Now that the Film Center has reopened, films will be screened live once again. That means “Emma,” Jane Austen’s last work to be published during her lifetime, returns to the Film Center. Since it was last screened virtually on March 19, it seems a welcome return is in order. The celebrated novelist focuses on satires of 19th century English social mores, particularly on women’s pursuit of marriage. That is certainly the case with “Emma,” published in 1812.
The mysterious grammar of a period at the end of this film’s title, “Emma.” might be an allusion to the film’s source in Austen’s novel. In her film debut, director Autumn de Wilde employs her background making music videos to create the film’s visual design and music. Other cinematic versions of the Austen novel include Amy Heckerling’s popular Beverly Hills–based 1995 “Clueless,” and the 1996 “Emma,” starring Gwyneth Paltrow.
Anya Taylor-Joy, known for her TV roles, including most recently “Peaky Blinders,” plays Emma Woodhouse. This wealthy young woman busies herself trying to match up her friends and companions with suitable marriage prospects. Bill Nighy plays Emma’s devoted but hypochondriac father with a dryly comical fear of drafts.

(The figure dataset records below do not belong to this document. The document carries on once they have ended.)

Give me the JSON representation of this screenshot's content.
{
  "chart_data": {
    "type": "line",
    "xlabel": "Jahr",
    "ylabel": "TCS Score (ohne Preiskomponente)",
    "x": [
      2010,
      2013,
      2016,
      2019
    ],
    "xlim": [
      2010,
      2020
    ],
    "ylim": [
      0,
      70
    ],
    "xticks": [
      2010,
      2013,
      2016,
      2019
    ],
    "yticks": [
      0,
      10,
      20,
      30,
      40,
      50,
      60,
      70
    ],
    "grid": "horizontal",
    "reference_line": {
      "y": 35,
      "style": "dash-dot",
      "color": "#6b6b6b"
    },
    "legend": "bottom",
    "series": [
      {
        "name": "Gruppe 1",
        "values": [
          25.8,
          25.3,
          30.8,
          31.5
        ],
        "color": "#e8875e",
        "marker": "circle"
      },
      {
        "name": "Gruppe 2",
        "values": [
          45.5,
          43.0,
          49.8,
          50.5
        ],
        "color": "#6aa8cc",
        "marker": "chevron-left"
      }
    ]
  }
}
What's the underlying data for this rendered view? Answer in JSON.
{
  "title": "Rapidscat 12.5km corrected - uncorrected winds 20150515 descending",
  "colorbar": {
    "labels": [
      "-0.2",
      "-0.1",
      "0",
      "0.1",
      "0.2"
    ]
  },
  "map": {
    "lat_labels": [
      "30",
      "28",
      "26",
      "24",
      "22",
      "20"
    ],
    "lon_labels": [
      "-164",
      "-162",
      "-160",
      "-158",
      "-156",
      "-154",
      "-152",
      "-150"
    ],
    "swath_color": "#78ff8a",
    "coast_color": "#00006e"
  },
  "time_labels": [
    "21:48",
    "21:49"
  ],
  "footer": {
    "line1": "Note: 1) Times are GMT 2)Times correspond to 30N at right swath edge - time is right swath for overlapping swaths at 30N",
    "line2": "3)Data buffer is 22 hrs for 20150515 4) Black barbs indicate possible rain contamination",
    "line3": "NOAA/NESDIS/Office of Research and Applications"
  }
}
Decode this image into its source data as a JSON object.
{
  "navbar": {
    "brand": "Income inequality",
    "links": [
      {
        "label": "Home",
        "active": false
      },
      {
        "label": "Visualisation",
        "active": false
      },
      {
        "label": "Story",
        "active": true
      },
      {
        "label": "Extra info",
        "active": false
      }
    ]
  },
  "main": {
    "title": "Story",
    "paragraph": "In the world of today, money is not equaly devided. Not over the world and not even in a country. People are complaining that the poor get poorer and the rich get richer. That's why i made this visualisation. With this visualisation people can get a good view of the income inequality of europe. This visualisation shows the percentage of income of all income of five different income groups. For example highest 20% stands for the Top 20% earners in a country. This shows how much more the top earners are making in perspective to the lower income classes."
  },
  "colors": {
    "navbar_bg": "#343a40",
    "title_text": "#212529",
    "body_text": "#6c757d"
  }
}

The De Wilde film spotlights Emma’s manipulative and self-absorbed meddling. It opens as Emma picks out and then delivers a bouquet of flowers to her governess, who is about to marry. It’s one of many floral images that reflect the director’s emphasis on decor.
Moving to the next matchmaking goal, Emma takes under her wing giggly young Harriet Smith (Mia Goth), who attends a boarding school for indigent girls, and adores Emma. When snobbish Emma learns that Robert Martin (Connor Swindells), a farmer besotted with Harriet, has proposed to her, Emma vetoes the match in favor of the local vicar, Philip Elton (Josh O’Connor). Her plans go awry once the ingratiating vicar professes his love for Emma, and after she rejects him, he takes a quick and huffy powder. Instead of the vicar, Emma finds the suitably wealthy Frank Churchill appealing.
Every story needs its villain, and Jane Fairfax (Amber Anderson) comes the closest in “Emma.” as the source of our heroine’s competitive jealousy. Although Emma claims to be uninterested in marrying, there’s a serious romantic prospect hanging around. George Knightley (Johnny Flynn) is frequently on the scene, and often bickers with the heroine. As Emma bumbles her way through matchmaking mishaps, she begins to realize her limitations, and becomes a better person.
In perhaps its greatest assets, “Emma.” has comic touches (like warming her rear end at the fireplace); elegant period costumes; gorgeous, high-contrast settings; and modish 19th century patter. Austen fans will surely enjoy the latest Emma movie, as well as returning to the Film Center.